Nicht verwunderlich, wenn man die letzte Steigerung in Betracht zieht. Von 2,62 Milliarden auf 4,71 Milliarden US-Dollar, das entspricht einer Steigerung von fast 80 Prozent. In einzelnen Aktien bedeutet das, dass sie von 0,9 Dollar auf 1,59 Dollar stieg. Prognostiziert waren bisher nur 1,28 Dollar. Einem jeden wird klar, wie immens Zuckerberg die Hoffnungen der Anleger übertreffen konnte.

Wie geht es weiter?

Zuckerberg verärgert Shareholder

Auf Vorwürfe geht Zuckerberg nicht direkt ein. So sagte er: „Unsere Gemeinde wächst weiter und unser Geschäft läuft gut. Aber all das bedeutet nichts, wenn unsere Dienste in einer Art und Weise genutzt werden, die Menschen nicht zusammenbringt. Wir meinen es ernst damit, Missbrauch auf unserer Plattform zu unterbinden. Unsere Gemeinde zu schützen, ist wichtiger als unsere Profite zu maximieren.“ Das wiederum schmeckte der Wall Street nicht so gut. Somit musste der Aktienkurs direkt wieder ein kleines Minus verzeichnen. Das blaue F wird es wohl kaum interessieren. Immerhin drücken Staaten auf der gesamten Welt ihren Unmut über die unregulierten Medien aus.

Der chinesische Markt bleibt Zuckerberg unter anderem deshalb weiterhin verschlossen. Zwar ist China bekannt dafür, das Internet nur zensiert der Bevölkerung zugänglich zu machen. Doch auch Deutschland und selbst die USA stehen sozialen Netzwerken weiter kritischer gegenüber.
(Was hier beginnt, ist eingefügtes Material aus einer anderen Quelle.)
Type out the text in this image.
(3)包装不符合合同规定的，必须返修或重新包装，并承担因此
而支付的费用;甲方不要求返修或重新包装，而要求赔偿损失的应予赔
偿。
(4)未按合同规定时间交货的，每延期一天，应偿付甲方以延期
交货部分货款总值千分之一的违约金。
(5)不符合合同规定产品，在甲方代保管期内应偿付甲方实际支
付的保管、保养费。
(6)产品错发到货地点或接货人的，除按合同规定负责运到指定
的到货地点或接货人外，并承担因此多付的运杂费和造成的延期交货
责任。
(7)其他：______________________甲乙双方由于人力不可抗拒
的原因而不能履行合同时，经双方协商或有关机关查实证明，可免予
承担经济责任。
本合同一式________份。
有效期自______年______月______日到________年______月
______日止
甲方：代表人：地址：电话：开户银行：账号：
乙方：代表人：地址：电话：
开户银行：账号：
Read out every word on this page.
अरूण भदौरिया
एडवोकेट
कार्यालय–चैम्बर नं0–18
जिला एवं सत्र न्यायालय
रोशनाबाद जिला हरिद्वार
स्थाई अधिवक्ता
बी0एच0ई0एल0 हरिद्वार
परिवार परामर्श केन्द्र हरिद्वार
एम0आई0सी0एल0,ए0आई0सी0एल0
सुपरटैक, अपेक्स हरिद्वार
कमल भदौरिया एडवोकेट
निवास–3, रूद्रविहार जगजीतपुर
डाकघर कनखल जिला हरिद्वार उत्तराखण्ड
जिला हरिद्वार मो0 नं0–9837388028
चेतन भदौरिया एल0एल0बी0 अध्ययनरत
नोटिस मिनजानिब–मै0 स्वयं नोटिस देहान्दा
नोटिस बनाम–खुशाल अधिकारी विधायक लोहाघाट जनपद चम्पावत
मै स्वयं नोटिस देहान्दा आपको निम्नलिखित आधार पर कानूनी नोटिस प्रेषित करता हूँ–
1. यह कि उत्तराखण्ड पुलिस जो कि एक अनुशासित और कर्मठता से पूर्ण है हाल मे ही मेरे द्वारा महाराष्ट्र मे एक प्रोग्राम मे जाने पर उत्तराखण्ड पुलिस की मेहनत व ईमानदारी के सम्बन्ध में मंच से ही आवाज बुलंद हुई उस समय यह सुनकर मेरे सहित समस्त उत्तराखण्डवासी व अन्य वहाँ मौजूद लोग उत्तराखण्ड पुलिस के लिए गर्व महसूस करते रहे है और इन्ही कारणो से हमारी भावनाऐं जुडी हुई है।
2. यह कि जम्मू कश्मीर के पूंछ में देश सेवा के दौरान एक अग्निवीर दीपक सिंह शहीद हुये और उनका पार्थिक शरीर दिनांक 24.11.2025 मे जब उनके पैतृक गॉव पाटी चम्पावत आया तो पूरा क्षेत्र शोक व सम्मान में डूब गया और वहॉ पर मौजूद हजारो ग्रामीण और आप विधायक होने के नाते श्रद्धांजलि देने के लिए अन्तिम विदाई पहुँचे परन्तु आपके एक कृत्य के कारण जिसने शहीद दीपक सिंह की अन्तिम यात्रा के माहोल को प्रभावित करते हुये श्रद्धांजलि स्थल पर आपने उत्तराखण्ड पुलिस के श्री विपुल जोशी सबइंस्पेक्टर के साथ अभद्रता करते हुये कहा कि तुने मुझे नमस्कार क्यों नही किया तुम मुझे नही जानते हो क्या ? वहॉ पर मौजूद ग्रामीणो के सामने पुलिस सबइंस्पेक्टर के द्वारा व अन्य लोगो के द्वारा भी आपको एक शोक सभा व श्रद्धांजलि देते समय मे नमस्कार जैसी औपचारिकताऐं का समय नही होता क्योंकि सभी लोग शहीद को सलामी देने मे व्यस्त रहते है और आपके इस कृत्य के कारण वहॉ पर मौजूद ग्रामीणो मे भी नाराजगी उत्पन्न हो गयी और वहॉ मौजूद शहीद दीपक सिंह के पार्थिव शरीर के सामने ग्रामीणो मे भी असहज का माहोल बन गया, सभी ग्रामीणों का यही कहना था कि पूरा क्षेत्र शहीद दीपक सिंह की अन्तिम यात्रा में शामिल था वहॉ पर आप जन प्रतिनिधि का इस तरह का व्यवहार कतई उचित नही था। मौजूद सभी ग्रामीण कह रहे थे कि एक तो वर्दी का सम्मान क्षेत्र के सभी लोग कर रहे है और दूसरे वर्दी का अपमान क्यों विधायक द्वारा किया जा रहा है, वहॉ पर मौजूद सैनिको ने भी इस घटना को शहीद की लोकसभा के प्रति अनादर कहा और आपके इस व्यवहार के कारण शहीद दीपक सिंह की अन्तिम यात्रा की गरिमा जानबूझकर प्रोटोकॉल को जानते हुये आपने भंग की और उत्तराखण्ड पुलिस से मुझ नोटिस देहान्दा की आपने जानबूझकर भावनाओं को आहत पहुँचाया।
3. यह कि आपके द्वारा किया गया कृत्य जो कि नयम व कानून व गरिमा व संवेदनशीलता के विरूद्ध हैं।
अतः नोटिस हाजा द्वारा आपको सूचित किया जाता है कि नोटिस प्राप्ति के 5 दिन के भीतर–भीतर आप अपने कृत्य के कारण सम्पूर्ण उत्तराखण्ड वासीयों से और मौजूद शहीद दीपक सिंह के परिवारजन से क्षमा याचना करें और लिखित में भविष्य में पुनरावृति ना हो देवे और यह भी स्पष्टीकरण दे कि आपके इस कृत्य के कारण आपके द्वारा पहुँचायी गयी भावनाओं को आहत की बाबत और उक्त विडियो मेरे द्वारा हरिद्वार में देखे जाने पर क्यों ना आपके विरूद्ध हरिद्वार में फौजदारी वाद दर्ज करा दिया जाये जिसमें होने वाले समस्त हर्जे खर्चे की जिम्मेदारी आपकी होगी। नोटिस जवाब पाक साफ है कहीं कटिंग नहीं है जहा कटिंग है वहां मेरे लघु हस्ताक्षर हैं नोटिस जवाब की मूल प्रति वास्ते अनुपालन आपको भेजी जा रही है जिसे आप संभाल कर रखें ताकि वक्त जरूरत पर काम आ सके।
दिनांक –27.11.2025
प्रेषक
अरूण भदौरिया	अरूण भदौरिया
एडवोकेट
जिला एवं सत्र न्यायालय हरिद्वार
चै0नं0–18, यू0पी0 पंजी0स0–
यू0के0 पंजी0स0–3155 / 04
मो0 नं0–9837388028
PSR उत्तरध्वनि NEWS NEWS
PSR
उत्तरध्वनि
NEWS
Zuckerberg stand bereits vor Jahren unter scharfer Kritik und weiß inzwischen damit umzugehen. Das verdankt er jahrelangem Training mit unterschiedlichen Beratern, die ihm inzwischen die perfekte Medienpräsenz ermöglichen.

So musste er hart an seinem Image arbeiten und versuchte in den letzten Jahren ein freundliches Bild vom bürgernahen Facebook-Chef zu malen. Scheinbar erfolgreich – trotz wiederkehrender Kritik, wird mit Zuckerberg bei weitem nicht mehr so hart ins Gericht gegangen. Außerdem schafft er es inzwischen zu jeder Zeit seine Contenance zu bewahren und weiß schwierigen Fragen zu entgehen.